How developed must the proposed initial project in health policy be? Draft project proposals must include an overall project aim and potential measures that can be used to track and progress and guide project development over time. Ideal projects are feasible impactful ones which include systematic evaluation and are likely to lead to scholarly output.
How should I choose a local mentor? A local mentor should be defined in your application. Your mentor does not need to be a pediatrician or a member of your department but should have expertise in a key area related to your project (research and/or health policy). A good mentor is approachable and available, personally committed to the mentee's success, and has a track record in research or child advocacy. The mentor's letter and qualifications will be reviewed critically as part of the application.
Will the program provide me with a national mentor? Yes, a national mentor will be assigned to each Scholar based upon the Scholar’s area of focus and the proposed project.
Completion of the Health Policy Scholars Program:
What are the requirements for successful completion of the program?
- Attend PAS teaching sessions over 3 years: The didactic component of the program will include a core curriculum taught in one full-day session, offered each year at PAS for three consecutive years (for a total of three sessions). These sessions will focus on health policy, advocacy, communication, messaging, influencing policy, dissemination of scholarly work, leadership, and networking.
- Join intersession educational webinars: Intersession topics will focus on epidemiology, population health, Medicaid, and private insurance applicable to public policy and advocacy.
- Engage with peer, local, and national mentorship: Scholars will establish lasting relationships with their local and national mentors while conducting their own project and will network with other national faculty and peers during project-in-progress sessions.
- Develop a structured advocacy portfolio: A structured advocacy portfolio provides a scholarly approach to advocacy activities, guides career planning, and supports academic promotion.
- Disseminate findings of completed work: Potential sources of dissemination include national presentation, white paper, manuscript, or other non-traditional academic work products (e.g., legislative testimony, bill).
- Successful completion of the program will include a Certificate of Excellence in Health Policy Scholarship
What will I get out of the program? The Health Policy Scholars Program will provide a systematic learning experience to enhance your skills as a Scholar in policy and child advocacy, a carefully crafted advocacy portfolio, completion and dissemination of a relevant health policy project, expert mentorship, valuable networking, career guidance, and longstanding relationships with a national group of like-minded academic peers.
Can you have a local mentor with different expertise? Yes, although you want to ensure this mentor can help you successfully complete your scholarly project
Does the local mentor need to be an APA member? No. The local mentor does not need to be an APA member.

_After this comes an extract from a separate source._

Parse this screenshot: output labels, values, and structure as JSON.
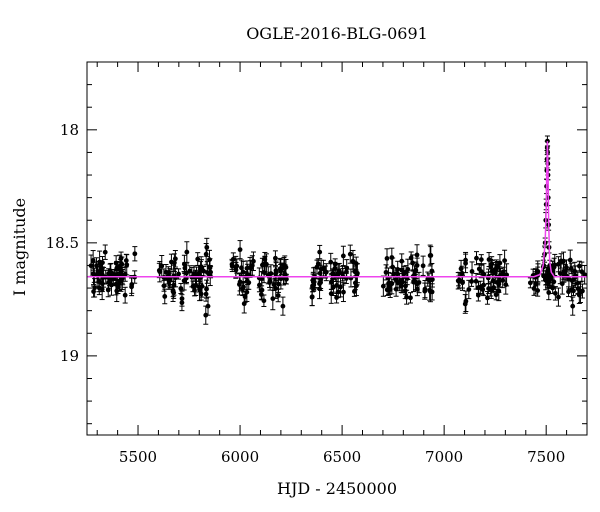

Can you change projects over 3 years? Although this would not be ideal, we understand that projects can change over time. The most important aspect of the scholarly project is that the Scholar can complete the project while learning the skills needed to complete such an endeavor.
Can you have co- mentors? Yes, although we request there is one primary mentor who submits the letter of recommendation for the application
Could this program be useful for pediatricians working in the community who may not be based at an academic medical center? Yes. We encourage pediatric clinicians with diverse experiences to apply as we think this is important for child health advocacy.